224: ¿Dónde está Ah’Yuan?
—Boom.
Inmediatamente después, un feroz rayo cayó, reduciendo al Sacerdote de Cejas Blancas a cenizas, sin dejar restos.
Mu’er se sintió triste, cerrando silenciosamente sus puños.
Tal como había dicho el Sacerdote de Cejas Blancas, el Heredero Real Qi recuperó pronto la conciencia.
Aún estaba aturdido, considerando que había sido apuñalado en el pecho y envenenado; ¿cómo podía estar aún con vida?
Mu’er estaba emocionada y excitada, flotando hacia él—.

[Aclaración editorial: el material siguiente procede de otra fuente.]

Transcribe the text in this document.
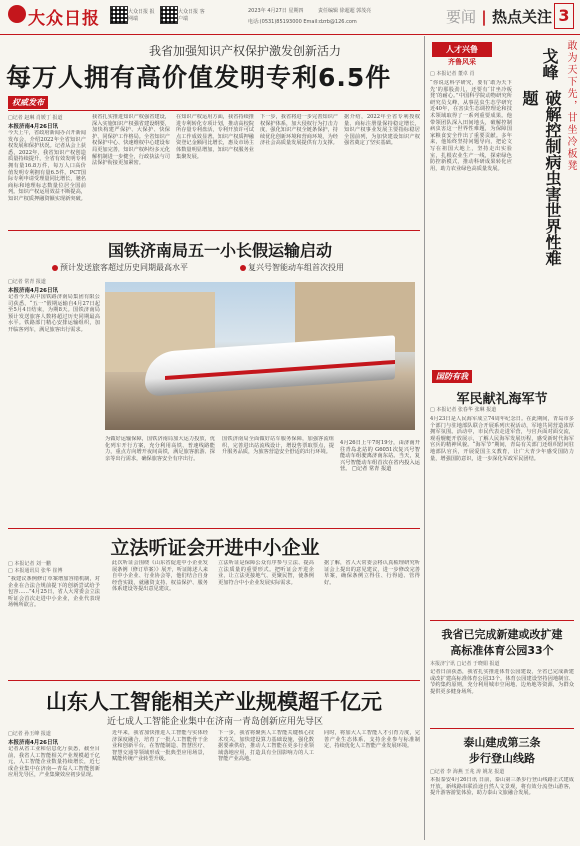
大众日报	大众日报 报网端
大众日报 客户端
2023年 4月27日 星期四	责任编辑 徐超超 郭茂亮
电话:(0531)85193000 Email:dzrb@126.com	要闻 | 热点关注 3
我省加强知识产权保护激发创新活力
每万人拥有高价值发明专利6.5件
权威发布
□记者 赵琳 肖媛丁 报道
本报济南4月26日讯
今天上午，省政府新闻办召开新闻发布会，介绍2022年全省知识产权发展和保护状况。记者从会上获悉，2022年，我省知识产权创造质量持续提升，全省有效发明专利拥有量16.8万件，每万人口高价值发明专利拥有量6.5件。PCT国际专利申请受理量同比增长，驰名商标和地理标志数量位居全国前列。知识产权运用效益不断提高，知识产权质押融资额实现新突破。
我省扎实推进知识产权强省建设，深入实施知识产权强省建设纲要，加快构建严保护、大保护、快保护、同保护工作格局。全省知识产权保护中心、快速维权中心建设布局更加完善，知识产权纠纷多元化解机制进一步健全，行政执法与司法保护衔接更加紧密。
在知识产权运用方面，我省持续推进专利转化专项计划，推动高校院所存量专利盘活，专利开放许可试点工作成效显著。知识产权质押融资登记金额同比增长，惠及市场主体数量明显增加，知识产权服务业集聚发展。
下一步，我省将进一步完善知识产权保护体系，加大侵权行为打击力度，强化知识产权全链条保护，持续优化创新环境和营商环境，为经济社会高质量发展提供有力支撑。
据介绍，2022年全省专利授权量、商标注册量保持稳定增长，知识产权事业发展主要指标稳居全国前列，为加快建设知识产权强省奠定了坚实基础。	敢为天下先，甘坐冷板凳
人才兴鲁
齐鲁风采	戈峰
破解控制病虫害世界性难题
□ 本报记者 董卓 肖
“你说这科学研究，要有‘敢为天下先’的那股劲儿，还要有‘甘坐冷板凳’的耐心。”中国科学院动物研究所研究员戈峰，从事昆虫生态学研究近40年，在害虫生态调控理论和技术领域取得了一系列重要成果。他带领团队深入田间地头，破解控制病虫害这一世界性难题，为保障国家粮食安全作出了重要贡献。多年来，他始终坚持问题导向，把论文写在祖国大地上，坚持走出实验室，扎根农业生产一线，探索绿色防控新模式，推动科研成果转化应用，助力农业绿色高质量发展。
国铁济南局五一小长假运输启动
预计发送旅客超过历史同期最高水平	复兴号智能动车组首次投用
□记者 常青 报道
本报济南4月26日讯
记者今天从中国铁路济南局集团有限公司获悉，“五一”假期运输自4月27日起至5月4日结束，为期8天。国铁济南局预计发送旅客人数将超过历史同期最高水平。铁路部门精心安排运输组织，加开临客列车，满足旅客出行需求。
4月26日上午7时19分，由济南开往青岛北站的 G6051次复兴号智能动车组驶离济南东站。当天，复兴号智能动车组首次在省内投入运营。 □记者 常青 报道
为做好运输保障，国铁济南局加大运力投放，优化列车开行方案，充分利用高铁、普速线路能力，重点方向增开夜间高铁，满足旅客旅游、探亲等出行需求，确保旅客安全有序出行。
国铁济南局全面做好站车服务保障，加强客流组织，完善进出站流线设计，增设售票取票点，提升服务品质，为旅客营造安全舒适的出行环境。
立法听证会开进中小企业
□ 本报记者 刘一鹏
□ 本报通讯员 张华 崔博
“我建议条例修订草案增加容错机制，对企业在合法合规前提下的创新尝试给予包容……”4月25日，省人大常委会立法听证会首次走进中小企业，企业代表现场畅所欲言。
此次听证会围绕《山东省促进中小企业发展条例（修订草案）》展开，听证陈述人来自中小企业、行业协会等，他们结合自身经营实践，就融资支持、权益保护、服务体系建设等提出意见建议。
立法听证是保障公众有序参与立法、提高立法质量的重要形式。把听证会开进企业，让立法更接地气、更聚民智，使条例更加符合中小企业发展实际需求。
据了解，省人大常委会将认真梳理研究听证会上提出的意见建议，进一步修改完善草案，确保条例立得住、行得通、管得好。
国防有我
军民献礼海军节
□ 本报记者 张春华 张琳 报道
4月23日是人民海军成立74周年纪念日。在此期间，青岛市多个部门与驻地部队联合开展系列庆祝活动，军地共同营造浓厚拥军氛围。活动中，市民代表走进军营，与官兵面对面交流，观看舰艇开放展示，了解人民海军发展历程，感受新时代海军官兵的精神风貌。“海军节”期间，青岛有关部门还组织慰问驻地部队官兵，开展爱国主义教育，让广大青少年感受国防力量，增强国防意识，进一步深化军政军民团结。
我省已完成新建或改扩建
高标准体育公园33个
本报济宁讯 □记者 于晓娟 报道
记者日前获悉，我省扎实推进体育公园建设，全省已完成新建或改扩建高标准体育公园33个。体育公园建设坚持因地制宜、节约集约原则，充分利用城市空闲地、边角地等资源，为群众提供更多健身场所。
泰山建成第三条
步行登山线路
□记者 李 海燕 王兆 涛 姚龙 报道
本报泰安4月26日讯 日前，泰山第三条步行登山线路正式建成开放。新线路串联沿途自然人文景观，将有效分流登山游客，提升游客游览体验，助力泰山文旅融合发展。
山东人工智能相关产业规模超千亿元
近七成人工智能企业集中在济南一青岛创新应用先导区
□记者 孙玉峰 报道
本报济南4月26日讯
记者从省工业和信息化厅获悉，截至目前，我省人工智能相关产业规模超千亿元，人工智能企业数量持续增长，近七成企业集中在济南—青岛人工智能创新应用先导区，产业集聚效应初步显现。
近年来，我省加快推进人工智能与实体经济深度融合，培育了一批人工智能骨干企业和创新平台，在智能制造、智慧医疗、智慧交通等领域形成一批典型应用场景，赋能传统产业转型升级。
下一步，我省将聚焦人工智能关键核心技术攻关，加快建设算力基础设施，强化数据要素供给，推动人工智能在更多行业领域落地应用，打造具有全国影响力的人工智能产业高地。
同时，将加大人工智能人才引育力度，完善产业生态体系，支持企业参与标准制定，持续优化人工智能产业发展环境。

¡Su Alteza, ha despertado!
Los movimientos del Heredero Real Qi no estaban impedidos; sus heridas habían sanado notablemente bien, casi completamente cerradas.
Se sentó y los asistentes rápidamente prepararon un cojín para que se apoyara cómodamente—.

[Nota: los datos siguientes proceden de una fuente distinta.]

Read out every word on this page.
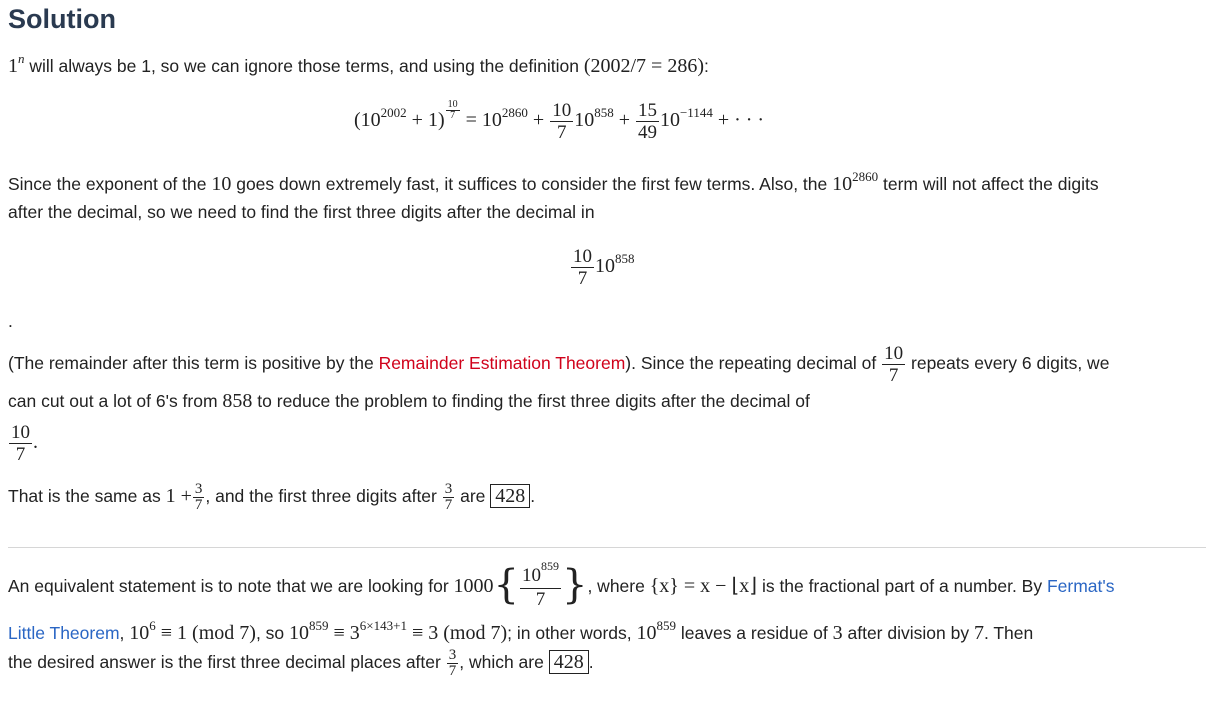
Solution
1$^n$ will always be 1, so we can ignore those terms, and using the definition (2002/7 = 286):
$(10^{2002} + 1) \frac{10}{7} = 10^{2860} + \frac{10}{7} 10^{858} + \frac{15}{49} 10^{-1144}$ + · · ·
Since the exponent of the 10 goes down extremely fast, it suffices to consider the first few terms. Also, the $10^{2860}$ term will not affect the digits
after the decimal, so we need to find the first three digits after the decimal in
$\frac{10}{7} 10^{858}$
.
(The remainder after this term is positive by the Remainder Estimation Theorem). Since the repeating decimal of $\frac{10}{7}$ repeats every 6 digits, we
can cut out a lot of 6's from 858 to reduce the problem to finding the first three digits after the decimal of
$\frac{10}{7}$ .
That is the same as $1 + \frac{3}{7}$ , and the first three digits after $\frac{3}{7}$ are 428 .
An equivalent statement is to note that we are looking for $1000\{ \frac{10^{859}}{7}$ }, where {x} = x − ⌊x⌋ is the fractional part of a number. By Fermat's
Little Theorem, $10^6 \equiv 1$ (mod 7), so $10^{859} \equiv 3^{6\times 143+1} \equiv 3$ (mod 7); in other words, $10^{859}$ leaves a residue of 3 after division by 7. Then
the desired answer is the first three decimal places after $\frac{3}{7}$ , which are 428 .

¿Cuántos días he estado inconsciente?
¿Y cómo sanaron mis heridas tan rápido?
—preguntó el Heredero Real Qi.
—Su Alteza, solo estuvo inconsciente un día —respondió suavemente un asistente—.
El Sacerdote de Cejas Blancas usó una formación prohibida de extensión de vida, sacrificando las vidas de doce personas para asegurar su seguridad.

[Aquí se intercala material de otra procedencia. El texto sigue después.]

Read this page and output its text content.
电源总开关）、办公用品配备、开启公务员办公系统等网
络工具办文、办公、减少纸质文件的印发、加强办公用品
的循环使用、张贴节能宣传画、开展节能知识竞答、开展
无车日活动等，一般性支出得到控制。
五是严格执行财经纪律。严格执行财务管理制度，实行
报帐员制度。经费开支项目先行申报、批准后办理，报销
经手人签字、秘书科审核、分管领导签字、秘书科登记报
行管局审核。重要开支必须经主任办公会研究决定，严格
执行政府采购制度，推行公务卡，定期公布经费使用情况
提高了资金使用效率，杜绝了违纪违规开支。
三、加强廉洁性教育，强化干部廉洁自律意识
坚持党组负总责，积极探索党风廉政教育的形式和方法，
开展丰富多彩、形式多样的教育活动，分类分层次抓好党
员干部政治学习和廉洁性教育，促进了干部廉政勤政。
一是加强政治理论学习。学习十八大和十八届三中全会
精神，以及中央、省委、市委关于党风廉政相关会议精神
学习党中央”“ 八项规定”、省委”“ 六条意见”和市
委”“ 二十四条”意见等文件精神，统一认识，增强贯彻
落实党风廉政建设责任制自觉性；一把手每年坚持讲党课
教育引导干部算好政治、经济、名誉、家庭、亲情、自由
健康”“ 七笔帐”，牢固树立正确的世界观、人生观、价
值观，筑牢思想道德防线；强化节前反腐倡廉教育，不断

El Heredero Real Qi no lamentó el sacrificio de esas doce vidas; para él, su disposición a morir por él era el mayor honor.
Sin embargo, estaba inmensamente agradecido al Sacerdote de Cejas Blancas por usar la formación prohibida para salvar su vida.
—¿Dónde está el Sacerdote?
Debo agradecerle personalmente —dijo el Heredero Real Qi, notando la hesitación en la expresión del asistente.
El asistente dudó, luego miró a Mu’er.
Sintiendo que algo andaba mal, el rostro del Heredero Real Qi se oscureció al preguntar—.
¿Qué ha pasado?
—El Sacerdote usó una formación prohibida para extender forzosamente la vida de Su Alteza, pero incurrió en castigo celestial y…
ya no está con nosotros —contestó Mu’er suavemente.
El corazón del Heredero Real Qi tembló, y la herida que acababa de aliviarse parecía doler de nuevo.
Escupió un puñado de sangre, incapaz de contener la agitación interior.
Mu’er se alarmó y aconsejó rápidamente—.
Su Alteza, acaba de despertar; por favor, no se altere demasiado.
—Sí, Su Alteza, de lo contrario, los esfuerzos del Sacerdote habrán sido en vano —agregó otro asistente.
El Heredero Real Qi se calmó gradualmente al entender la situación.
Las venas de su frente se hincharon, su voz se volvió severa mientras decía—.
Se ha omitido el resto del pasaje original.